What separates an agent from a single model call: the observe-reason-act loop with the LLM as controller and tools as its action space. Covers the major reasoning patterns (ReAct, plan-and-execute, reflection), stopping conditions, error handling, and when a dynamic loop beats a fixed chain.

Agent vs. agentic system

It is worth being precise about two words that get used interchangeably. An agent is a single language-model-driven actor that pursues a goal by using tools in a loop, deciding for itself what to do next based on feedback from its environment. An agentic system is the larger software around it — possibly several agents, plus the orchestration code, memory, tools, and guardrails that connect them to the real world.

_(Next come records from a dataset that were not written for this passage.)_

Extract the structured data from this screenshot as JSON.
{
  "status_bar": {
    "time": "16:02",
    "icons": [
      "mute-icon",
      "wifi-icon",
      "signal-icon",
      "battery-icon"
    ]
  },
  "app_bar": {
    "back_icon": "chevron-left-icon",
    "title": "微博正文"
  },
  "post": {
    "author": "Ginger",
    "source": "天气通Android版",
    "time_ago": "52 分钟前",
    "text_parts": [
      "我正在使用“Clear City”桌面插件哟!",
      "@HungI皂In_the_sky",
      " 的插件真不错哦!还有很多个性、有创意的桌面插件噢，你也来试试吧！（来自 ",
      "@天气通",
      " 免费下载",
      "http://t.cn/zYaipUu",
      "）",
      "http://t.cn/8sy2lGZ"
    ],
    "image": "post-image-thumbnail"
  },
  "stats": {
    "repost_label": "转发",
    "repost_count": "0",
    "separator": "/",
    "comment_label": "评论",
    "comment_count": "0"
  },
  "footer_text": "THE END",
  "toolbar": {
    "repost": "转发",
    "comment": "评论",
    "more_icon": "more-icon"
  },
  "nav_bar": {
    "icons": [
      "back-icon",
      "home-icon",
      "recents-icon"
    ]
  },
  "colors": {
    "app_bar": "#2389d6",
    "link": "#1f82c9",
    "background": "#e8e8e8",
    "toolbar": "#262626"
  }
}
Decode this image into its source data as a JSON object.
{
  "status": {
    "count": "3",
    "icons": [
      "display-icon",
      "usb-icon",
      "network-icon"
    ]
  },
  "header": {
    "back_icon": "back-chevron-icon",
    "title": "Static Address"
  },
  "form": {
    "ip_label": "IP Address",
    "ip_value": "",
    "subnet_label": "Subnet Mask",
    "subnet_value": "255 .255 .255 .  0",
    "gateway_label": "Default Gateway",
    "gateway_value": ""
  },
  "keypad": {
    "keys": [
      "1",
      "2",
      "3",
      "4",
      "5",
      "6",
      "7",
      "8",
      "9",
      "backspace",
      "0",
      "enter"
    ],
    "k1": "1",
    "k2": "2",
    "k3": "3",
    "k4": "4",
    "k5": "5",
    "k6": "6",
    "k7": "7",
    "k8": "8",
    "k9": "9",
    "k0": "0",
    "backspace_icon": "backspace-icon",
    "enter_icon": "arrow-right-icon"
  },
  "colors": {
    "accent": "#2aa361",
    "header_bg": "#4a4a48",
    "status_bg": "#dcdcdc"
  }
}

Anthropic's Building Effective Agents draws a sharper line inside that space. It separates workflows, "systems where LLMs and tools are orchestrated through predefined code paths," from agents, "systems where LLMs dynamically direct their own processes and tool usage, maintaining control over how they accomplish tasks." The difference is who decides the next step: in a workflow the control flow is written by the engineer; in an agent the model chooses it at runtime. That single distinction — fixed code paths vs. a model-driven loop — is the dividing line this whole site is organized around.

The agent loop

The defining structure of an agent is the agent-loop: a cycle of observe → reason → act → observe … that repeats until a stopping condition is met. Anthropic describes the canonical agent as exactly this — an LLM "using tools based on environmental feedback in a loop," gaining "ground truth from the environment at each step (such as tool call results or code execution)."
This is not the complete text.